Honor Freeman is an artist living and working in the Fleurieu Peninsula on the traditional lands of the Ngarrindjeri/Ramindjeri people in South Australia. Her practice utilises the mimetic properties of porcelain, crafting objects that belie their materiality and purpose.
Freeman completed her studies in 2001 at the South Australian School of Art. Following graduation, Honor took up an Associate position and Tenant residency in the ceramics studio at Jam-Factory Craft & Design. Her work has been curated into major exhibitions at institutions throughout Australia, including the MCA, Tarrawarra Museum of Art and The PowerHouse Museum. She has undertaken international residencies at Guldagergaard, Denmark’s International Ceramic Museum and in the US at Indiana University’s School of Art & Design. In 2006 Freeman travelled to Chile to exhibit and participate in the The South Project, continuing her project on/off/on, installing porcelain light switches and powerpoints clandestinely in public spaces. In 2018 she was invited to undertake the Guildhouse Collections Project at the Art Gallery of South Australia, the outcome of this residency Ghost Objects, was exhibited in 2019 as part of SALA Festival.
Her work has appeared in national and international publications including: 1001 Remarkable Objects published by the Powerhouse Museum, 101 Contemporary Australian artists, published by the NGV; Earth & Fire : modern potters, their tools, techniques and practices by Kylie and Tiffany Johnson; the international publication by Louisa Taylor, Ceramics Masterclass : creative techniques of 100 great artists; and Glenn Barkley’s recently published Ceramics: An Atlas of Forms.
Exhibiting since 2000, Honor’s work is represented in numerous public institution collections including the National Gallery of Victoria, Art Gallery of South Australia, ArtBank, The powerhouse Museum and Washington DC’s National Museum of Women in the Arts. In 2023, Freeman was a recipient of an Arts South Australia Fellowship.
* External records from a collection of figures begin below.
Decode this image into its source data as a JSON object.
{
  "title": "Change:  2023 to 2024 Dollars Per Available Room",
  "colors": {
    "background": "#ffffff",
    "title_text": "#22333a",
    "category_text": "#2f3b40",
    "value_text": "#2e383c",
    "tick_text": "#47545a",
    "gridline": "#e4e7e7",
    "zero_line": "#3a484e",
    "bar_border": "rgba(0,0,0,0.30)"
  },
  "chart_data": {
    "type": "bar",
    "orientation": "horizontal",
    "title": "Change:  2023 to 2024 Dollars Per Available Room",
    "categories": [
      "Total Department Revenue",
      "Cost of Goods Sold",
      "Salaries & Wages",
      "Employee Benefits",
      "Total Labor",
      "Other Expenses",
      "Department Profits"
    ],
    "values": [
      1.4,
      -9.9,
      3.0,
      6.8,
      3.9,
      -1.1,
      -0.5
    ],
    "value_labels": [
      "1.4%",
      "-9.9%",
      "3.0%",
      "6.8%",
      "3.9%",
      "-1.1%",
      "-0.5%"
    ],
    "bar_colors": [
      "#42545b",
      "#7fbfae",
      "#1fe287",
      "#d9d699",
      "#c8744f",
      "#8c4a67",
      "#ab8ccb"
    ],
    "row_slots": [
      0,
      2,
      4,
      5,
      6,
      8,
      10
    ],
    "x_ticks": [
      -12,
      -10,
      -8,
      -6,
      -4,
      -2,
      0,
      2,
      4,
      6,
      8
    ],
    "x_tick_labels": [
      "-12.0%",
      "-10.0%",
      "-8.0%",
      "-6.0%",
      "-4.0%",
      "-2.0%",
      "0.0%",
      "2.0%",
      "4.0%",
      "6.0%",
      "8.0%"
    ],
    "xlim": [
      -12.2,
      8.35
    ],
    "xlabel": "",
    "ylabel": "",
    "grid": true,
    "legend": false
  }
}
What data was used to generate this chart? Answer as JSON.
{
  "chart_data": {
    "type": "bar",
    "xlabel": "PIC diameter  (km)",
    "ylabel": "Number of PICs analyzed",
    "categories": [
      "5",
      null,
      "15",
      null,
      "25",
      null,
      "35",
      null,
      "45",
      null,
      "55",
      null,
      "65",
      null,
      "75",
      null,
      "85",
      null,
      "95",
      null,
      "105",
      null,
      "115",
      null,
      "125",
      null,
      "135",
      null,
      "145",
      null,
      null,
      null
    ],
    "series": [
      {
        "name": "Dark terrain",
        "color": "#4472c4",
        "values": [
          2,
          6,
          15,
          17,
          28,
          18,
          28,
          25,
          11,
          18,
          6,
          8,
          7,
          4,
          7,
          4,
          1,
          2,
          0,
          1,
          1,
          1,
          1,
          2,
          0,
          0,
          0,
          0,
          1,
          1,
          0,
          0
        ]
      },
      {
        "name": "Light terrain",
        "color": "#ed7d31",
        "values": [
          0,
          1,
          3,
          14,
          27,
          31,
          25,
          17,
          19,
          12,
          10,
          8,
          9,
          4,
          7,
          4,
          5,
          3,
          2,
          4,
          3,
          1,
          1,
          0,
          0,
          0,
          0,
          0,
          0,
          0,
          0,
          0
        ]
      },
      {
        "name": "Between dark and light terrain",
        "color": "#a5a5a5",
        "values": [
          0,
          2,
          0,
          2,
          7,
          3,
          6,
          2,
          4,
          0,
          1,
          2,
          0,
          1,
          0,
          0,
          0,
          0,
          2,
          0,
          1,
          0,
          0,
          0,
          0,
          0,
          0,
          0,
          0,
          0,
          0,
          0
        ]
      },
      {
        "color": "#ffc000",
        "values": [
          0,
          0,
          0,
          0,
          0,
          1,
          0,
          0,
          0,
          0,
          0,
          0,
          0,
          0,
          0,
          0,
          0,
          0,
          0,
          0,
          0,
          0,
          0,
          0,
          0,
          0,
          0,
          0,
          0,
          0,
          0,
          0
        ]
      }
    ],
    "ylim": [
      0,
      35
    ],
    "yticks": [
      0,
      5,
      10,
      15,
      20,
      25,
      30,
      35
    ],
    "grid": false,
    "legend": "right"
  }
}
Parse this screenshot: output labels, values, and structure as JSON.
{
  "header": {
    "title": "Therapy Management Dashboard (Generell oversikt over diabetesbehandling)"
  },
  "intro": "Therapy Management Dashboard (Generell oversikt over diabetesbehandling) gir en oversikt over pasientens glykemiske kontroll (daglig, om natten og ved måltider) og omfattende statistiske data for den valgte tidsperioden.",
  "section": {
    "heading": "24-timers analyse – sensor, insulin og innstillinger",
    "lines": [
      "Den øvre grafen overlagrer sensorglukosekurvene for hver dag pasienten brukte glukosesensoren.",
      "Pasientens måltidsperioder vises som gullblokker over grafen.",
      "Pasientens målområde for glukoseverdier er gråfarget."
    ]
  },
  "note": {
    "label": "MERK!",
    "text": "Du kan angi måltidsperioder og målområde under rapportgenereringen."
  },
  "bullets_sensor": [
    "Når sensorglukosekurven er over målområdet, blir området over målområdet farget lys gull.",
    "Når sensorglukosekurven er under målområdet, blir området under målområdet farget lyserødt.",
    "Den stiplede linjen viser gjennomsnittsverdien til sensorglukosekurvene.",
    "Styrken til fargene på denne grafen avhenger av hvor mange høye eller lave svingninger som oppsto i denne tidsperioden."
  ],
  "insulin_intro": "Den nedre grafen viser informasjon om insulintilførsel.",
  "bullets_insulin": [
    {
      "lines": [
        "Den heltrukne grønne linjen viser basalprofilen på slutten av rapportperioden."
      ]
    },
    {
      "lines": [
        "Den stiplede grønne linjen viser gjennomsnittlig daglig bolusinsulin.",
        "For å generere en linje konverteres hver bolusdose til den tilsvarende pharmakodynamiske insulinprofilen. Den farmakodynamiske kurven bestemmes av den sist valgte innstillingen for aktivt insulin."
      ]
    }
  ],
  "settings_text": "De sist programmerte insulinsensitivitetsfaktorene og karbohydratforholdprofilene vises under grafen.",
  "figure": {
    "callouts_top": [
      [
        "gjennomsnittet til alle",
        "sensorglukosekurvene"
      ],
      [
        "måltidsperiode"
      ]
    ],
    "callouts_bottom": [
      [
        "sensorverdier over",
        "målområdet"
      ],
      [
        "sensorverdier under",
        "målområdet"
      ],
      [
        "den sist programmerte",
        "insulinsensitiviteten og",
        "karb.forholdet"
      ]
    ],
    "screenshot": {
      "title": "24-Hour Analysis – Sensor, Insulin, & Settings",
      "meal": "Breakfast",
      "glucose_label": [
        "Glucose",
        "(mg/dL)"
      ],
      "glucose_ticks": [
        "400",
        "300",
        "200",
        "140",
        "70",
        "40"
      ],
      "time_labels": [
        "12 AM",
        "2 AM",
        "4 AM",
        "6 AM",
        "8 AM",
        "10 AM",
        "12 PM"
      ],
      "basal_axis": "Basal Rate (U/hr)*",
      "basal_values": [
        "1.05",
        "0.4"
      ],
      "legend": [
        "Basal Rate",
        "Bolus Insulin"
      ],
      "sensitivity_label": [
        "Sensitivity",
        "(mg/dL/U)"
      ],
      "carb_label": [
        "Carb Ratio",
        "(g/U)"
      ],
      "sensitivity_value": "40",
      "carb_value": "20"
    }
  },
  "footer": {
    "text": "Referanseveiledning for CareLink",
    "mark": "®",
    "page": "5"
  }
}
There is a careful observation of the quiet and common within my practice. Harnessing the mimetic qualities inherent in clay with the process of slip casting the work conveys ideas of material transformation. An ordinary alchemy of the common and unremarkable into sculptures that belie their materiality and purpose Clay is a material that embodies both control and chaos. Ideas of containment occupy the making and embrace clay’s capricious nature, exploring the ruptures, leaks, and growths and highlighting the tensions between material dualities: soft/hard, beautiful/ugly, fragile/durable, liquid/solid.
Unremarkable items intimately connected with the body—chewing gum, soap, towels, sponges, pillows, hot water bottles—are cast in porcelain and transformed into strange souvenirs and nostalgic relics from the domestic landscape. These ubiquitous objects, caught between discarded beauty and unsettling decay, reflect their leaking and rupturing states. The porcelain casts echo the original objects; the liquid slip turns solid and becomes a memory of a past form – a ghost object.